Case 3: The Environment Variable Mess

A company decides to use environment variables to handle configuration differences between development, staging, and production environments. While the intent is good, the execution is deeply flawed. Here’s what went wrong:

  • Failure to differentiate build-time and runtime variables: All variables were treated as build-time variables, meaning changes required rebuilding the entire application instead of being applied dynamically at runtime.
  • CI/CD nightmares: Since every change in environment configuration required a rebuild, the CI/CD process became cumbersome, slowing down deployments and increasing operational overhead.
  • Exposing sensitive data in Git: Instead of keeping environment-specific values in a secure vault, all values for all three environments were committed to Git, increasing the risk of credential leaks and security breaches.

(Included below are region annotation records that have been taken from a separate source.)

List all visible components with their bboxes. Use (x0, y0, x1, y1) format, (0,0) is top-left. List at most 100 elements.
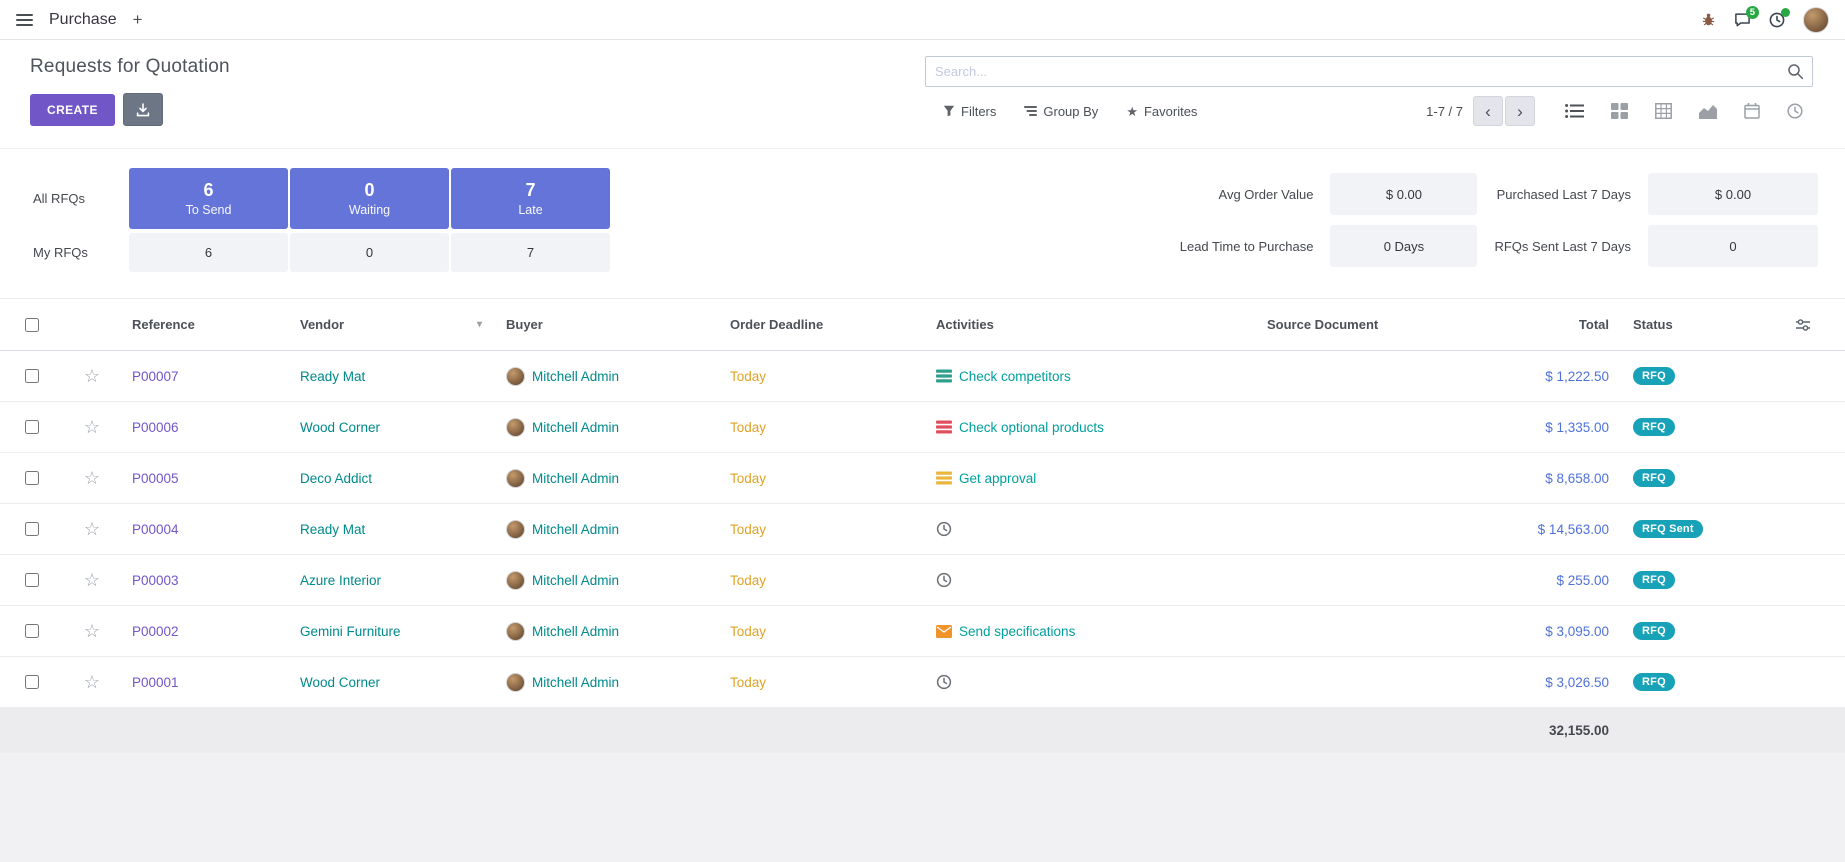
column-header-activities[interactable]: Activities (924, 299, 1255, 350)
buyer-cell[interactable]: Mitchell Admin (494, 606, 718, 656)
row-checkbox[interactable] (25, 471, 39, 485)
activity-cell[interactable]: Get approval (924, 453, 1255, 503)
activity-cell[interactable] (924, 657, 1255, 707)
bug-icon[interactable] (1701, 12, 1716, 27)
row-checkbox[interactable] (25, 369, 39, 383)
favorite-star-icon[interactable]: ☆ (84, 469, 100, 487)
buyer-cell[interactable]: Mitchell Admin (494, 657, 718, 707)
table-row[interactable]: ☆ P00004 Ready Mat Mitchell Admin Today … (0, 504, 1845, 555)
list-yellow-icon[interactable] (936, 471, 952, 485)
app-name[interactable]: Purchase (49, 11, 117, 29)
vendor-cell[interactable]: Gemini Furniture (288, 606, 494, 656)
table-row[interactable]: ☆ P00001 Wood Corner Mitchell Admin Toda… (0, 657, 1845, 708)
filters-button[interactable]: Filters (943, 104, 996, 119)
apps-menu-icon[interactable] (14, 10, 35, 30)
favorites-button[interactable]: ★ Favorites (1126, 104, 1197, 119)
graph-view-icon[interactable] (1699, 104, 1717, 119)
messages-icon[interactable]: 5 (1734, 12, 1751, 28)
clock-icon[interactable] (936, 572, 952, 588)
table-row[interactable]: ☆ P00005 Deco Addict Mitchell Admin Toda… (0, 453, 1845, 504)
list-red-icon[interactable] (936, 420, 952, 434)
list-view-icon[interactable] (1565, 103, 1584, 119)
calendar-view-icon[interactable] (1744, 103, 1760, 119)
export-button[interactable] (123, 93, 163, 126)
table-row[interactable]: ☆ P00002 Gemini Furniture Mitchell Admin… (0, 606, 1845, 657)
stat-value-rfqs-sent-last-7-days[interactable]: 0 (1648, 225, 1818, 267)
activities-icon[interactable] (1769, 12, 1785, 28)
vendor-cell[interactable]: Wood Corner (288, 402, 494, 452)
activity-label[interactable]: Send specifications (959, 624, 1075, 639)
search-icon[interactable] (1787, 63, 1804, 80)
row-checkbox[interactable] (25, 522, 39, 536)
table-row[interactable]: ☆ P00007 Ready Mat Mitchell Admin Today … (0, 351, 1845, 402)
reference-cell[interactable]: P00001 (120, 657, 288, 707)
row-checkbox[interactable] (25, 573, 39, 587)
row-checkbox[interactable] (25, 420, 39, 434)
envelope-icon[interactable] (936, 625, 952, 638)
column-header-source-document[interactable]: Source Document (1255, 299, 1451, 350)
row-checkbox[interactable] (25, 624, 39, 638)
activity-cell[interactable]: Send specifications (924, 606, 1255, 656)
buyer-cell[interactable]: Mitchell Admin (494, 453, 718, 503)
column-header-status[interactable]: Status (1621, 299, 1761, 350)
activity-cell[interactable] (924, 504, 1255, 554)
pager-next-button[interactable]: › (1505, 96, 1535, 126)
my-rfq-late[interactable]: 7 (451, 233, 610, 272)
pager-previous-button[interactable]: ‹ (1473, 96, 1503, 126)
favorite-star-icon[interactable]: ☆ (84, 673, 100, 691)
buyer-cell[interactable]: Mitchell Admin (494, 351, 718, 401)
pivot-view-icon[interactable] (1655, 103, 1672, 119)
rfq-card-to-send[interactable]: 6 To Send (129, 168, 288, 229)
column-header-order-deadline[interactable]: Order Deadline (718, 299, 924, 350)
list-green-icon[interactable] (936, 369, 952, 383)
favorite-star-icon[interactable]: ☆ (84, 520, 100, 538)
plus-icon[interactable]: + (131, 11, 145, 28)
reference-cell[interactable]: P00002 (120, 606, 288, 656)
activity-view-icon[interactable] (1787, 103, 1803, 119)
select-all-checkbox[interactable] (25, 318, 39, 332)
column-header-buyer[interactable]: Buyer (494, 299, 718, 350)
column-header-vendor[interactable]: Vendor ▾ (288, 299, 494, 350)
user-avatar[interactable] (1803, 7, 1829, 33)
search-box[interactable] (925, 56, 1813, 87)
favorite-star-icon[interactable]: ☆ (84, 622, 100, 640)
column-header-reference[interactable]: Reference (120, 299, 288, 350)
reference-cell[interactable]: P00006 (120, 402, 288, 452)
buyer-cell[interactable]: Mitchell Admin (494, 555, 718, 605)
create-button[interactable]: CREATE (30, 94, 115, 126)
column-header-total[interactable]: Total (1451, 299, 1621, 350)
stat-value-purchased-last-7-days[interactable]: $ 0.00 (1648, 173, 1818, 215)
reference-cell[interactable]: P00003 (120, 555, 288, 605)
group-by-button[interactable]: Group By (1024, 104, 1098, 119)
table-row[interactable]: ☆ P00003 Azure Interior Mitchell Admin T… (0, 555, 1845, 606)
clock-icon[interactable] (936, 674, 952, 690)
stat-value-avg-order-value[interactable]: $ 0.00 (1330, 173, 1477, 215)
vendor-cell[interactable]: Ready Mat (288, 351, 494, 401)
favorite-star-icon[interactable]: ☆ (84, 418, 100, 436)
vendor-cell[interactable]: Azure Interior (288, 555, 494, 605)
favorite-star-icon[interactable]: ☆ (84, 571, 100, 589)
optional-columns-button[interactable] (1761, 299, 1845, 350)
activity-label[interactable]: Get approval (959, 471, 1036, 486)
activity-cell[interactable]: Check optional products (924, 402, 1255, 452)
my-rfq-waiting[interactable]: 0 (290, 233, 449, 272)
favorite-star-icon[interactable]: ☆ (84, 367, 100, 385)
activity-cell[interactable] (924, 555, 1255, 605)
kanban-view-icon[interactable] (1611, 103, 1628, 119)
activity-cell[interactable]: Check competitors (924, 351, 1255, 401)
my-rfq-to-send[interactable]: 6 (129, 233, 288, 272)
stat-value-lead-time-to-purchase[interactable]: 0 Days (1330, 225, 1477, 267)
vendor-cell[interactable]: Wood Corner (288, 657, 494, 707)
activity-label[interactable]: Check competitors (959, 369, 1071, 384)
row-checkbox[interactable] (25, 675, 39, 689)
buyer-cell[interactable]: Mitchell Admin (494, 402, 718, 452)
buyer-cell[interactable]: Mitchell Admin (494, 504, 718, 554)
reference-cell[interactable]: P00004 (120, 504, 288, 554)
vendor-cell[interactable]: Ready Mat (288, 504, 494, 554)
vendor-cell[interactable]: Deco Addict (288, 453, 494, 503)
clock-icon[interactable] (936, 521, 952, 537)
table-row[interactable]: ☆ P00006 Wood Corner Mitchell Admin Toda… (0, 402, 1845, 453)
reference-cell[interactable]: P00005 (120, 453, 288, 503)
rfq-card-waiting[interactable]: 0 Waiting (290, 168, 449, 229)
activity-label[interactable]: Check optional products (959, 420, 1104, 435)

What Should Have Been Done?

To avoid these pitfalls, the company should have:

  • Separated build-time and runtime variables, ensuring runtime variables could be updated without requiring a rebuild.
  • Used secure environment management tools like HashiCorp Vault, AWS Secrets Manager, or Kubernetes Secrets instead of storing values in Git.
  • Configured CI/CD pipelines properly, allowing different environments to pull the correct configurations dynamically during deployment.

Case 4: The Developer Who Creates Tech Debt

Some developers become sources of persistent technical debt due to poor practices and resistance to learning. Here’s how one such developer causes chaos:

  • Refuses to adapt to modern tools: While the industry has largely moved to Vite for frontend builds, this developer insists on using Webpack for every new project, even when teammates have already set up Vite. Worse, he modifies projects to revert back to Webpack.
  • Mixes package management methods: Instead of maintaining a clean dependency structure, he copies and pastes library code into the codebase while also using a package manager, leading to conflicts (e.g., multiple versions of jQuery in the same project).
  • Hardcodes configurations: Instead of making settings configurable, he hardcodes an error report function that sends reports to a specific Telegram channel, making it difficult for others to maintain or adapt.
  • Has over 10 years of experience but ignores best practices: Despite years in the field, he avoids best practices, creating a maintenance nightmare for the team.

What Should Have Been Done?

To prevent one developer from accumulating technical debt:

  • Set coding standards: Enforce project-wide guidelines on dependency management, configuration handling, and best practices.
  • Conduct code reviews: Regularly review commits to catch unnecessary tech debt before it becomes a problem.
  • Encourage continuous learning: Developers should stay updated on modern tools but also know when to use older, stable technologies appropriately.

Conclusion

Blindly adopting technologies without understanding them leads to technical debt, wasted effort, and frustration. Before jumping into a new architecture or tool, always:

  1. Analyze the problem thoroughly – Understand what you’re solving before choosing a solution.
  2. Educate your team – Ensure your developers, DevOps, and system admins are on the same page.
  3. Test and validate – Start small and measure improvements before committing to full-scale implementation.

By avoiding Blind Driven Development, companies can make informed, strategic decisions that lead to scalable, maintainable, and high-performing systems.